The World Resources Institute reported that in 2024, the average data center site covered about 224 acres, roughly the size of 170 football fields, and that some hyperscale campuses exceed 1,000 acres.
"Davidson County is not a sprawling metropolis or a massive industrial hub," Matt Mizell, Davidson County Commissioner, said. "We are a county with deep rural roots, family farms, neighborhoods, churches, small businesses, and a way of life worth preserving. We can support smart growth without surrendering our identity."
"Not every dollar is worth it," Matt Mizell, Davidson County Commissioner, said. "So if the primary benefit is tax revenue, then we must ask whether that revenue is worth the pressure on water, power, land, infrastructure, county character, and quality of life. I do not believe it is."
"If data centers must be built, they should be located in places already designed for heavy industrial use: areas with abundant power capacity, immense water infrastructure, major fiber access, and the ability to absorb the impacts without reshaping rural and residential communities," Matt Mizell, Davidson County Commissioner, said.
Davidson County's move mirrors actions across the region. Neighboring Davie County unanimously approved a one-year suspension on data center proposals in July 2026. Mount Airy unanimously approved a 60-day moratorium on new data center projects the same month. Stokes County commissioners voided rezoning approval for a multi-billion-dollar Duke Energy-adjacent data center project in Walnut Cove.
That pattern of rejection may redirect development pressure toward Forsyth County, where a $3 billion hyperscale data center campus called Project Iron Spur is already pending on 129 acres in Rural Hall. Proposed by Drox Group, the project would include four buildings totaling 1.3 million square feet and a dedicated Duke Energy substation.

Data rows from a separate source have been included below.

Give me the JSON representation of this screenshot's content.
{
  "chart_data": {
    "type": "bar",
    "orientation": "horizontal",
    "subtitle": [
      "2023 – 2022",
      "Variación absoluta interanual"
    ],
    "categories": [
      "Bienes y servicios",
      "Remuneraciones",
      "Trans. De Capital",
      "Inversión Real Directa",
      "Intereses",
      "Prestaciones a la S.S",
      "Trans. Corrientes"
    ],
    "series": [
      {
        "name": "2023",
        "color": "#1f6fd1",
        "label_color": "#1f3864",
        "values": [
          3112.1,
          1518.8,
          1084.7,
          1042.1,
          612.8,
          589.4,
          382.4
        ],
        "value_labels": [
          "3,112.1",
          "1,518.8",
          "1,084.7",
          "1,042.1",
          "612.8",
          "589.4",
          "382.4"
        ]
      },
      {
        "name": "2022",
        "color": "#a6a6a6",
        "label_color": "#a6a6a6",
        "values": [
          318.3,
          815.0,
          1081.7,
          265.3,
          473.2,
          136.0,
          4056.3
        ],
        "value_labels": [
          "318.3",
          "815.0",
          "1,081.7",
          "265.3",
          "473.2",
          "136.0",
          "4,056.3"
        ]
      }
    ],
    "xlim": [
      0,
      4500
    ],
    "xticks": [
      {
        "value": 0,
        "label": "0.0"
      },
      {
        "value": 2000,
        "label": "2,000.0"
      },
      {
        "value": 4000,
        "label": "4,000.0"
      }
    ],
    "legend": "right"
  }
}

The Winston-Salem/Forsyth County Planning Board voted to recommend denial of Drox Group's rezoning request on June 11, 2026, and the final decision rests with the Forsyth County Board of Commissioners. The Rural Hall Town Council initially opposed the proposal but reversed its stance on June 22, 2026, voting to support the project.
At the state level, North Carolina's proposed Ratepayer Protection Act, Senate Bill 730, would require large-scale data centers to pay cost-based electric rates covering new generation, transmission and distribution infrastructure tied to their load, adopt closed-loop water or liquid cooling systems, and bar local governments from offering them tax incentives or subsidies. The North Carolina House approved the bill on second reading by a 69–44 vote on June 3, 2026.
Mizell, who won the 2026 Republican primary for Davidson County Commissioner and appears on the Nov. 3, 2026, general election ballot, framed the debate as a fundamental question of whom government serves.
"I was not elected County Commissioner to represent special interests, speculative development, or the data center industry," Matt Mizell, Davidson County Commissioner, said. "I was elected to represent the residents of Davidson County and to serve as a temporary steward of a county that must be wisely and justly governed."
"Growth should serve the people who live here," Matt Mizell, Davidson County Commissioner, said. "It should not force the people who live here to serve the growth or big business. Data centers certainly belong somewhere. But they do not belong in Davidson County."
As Davidson, Davie, Stokes and Mount Airy place limits on data center development, Forsyth County faces its own reckoning over whether to absorb what neighboring communities have refused — and what trade-offs county commissioners are prepared to accept.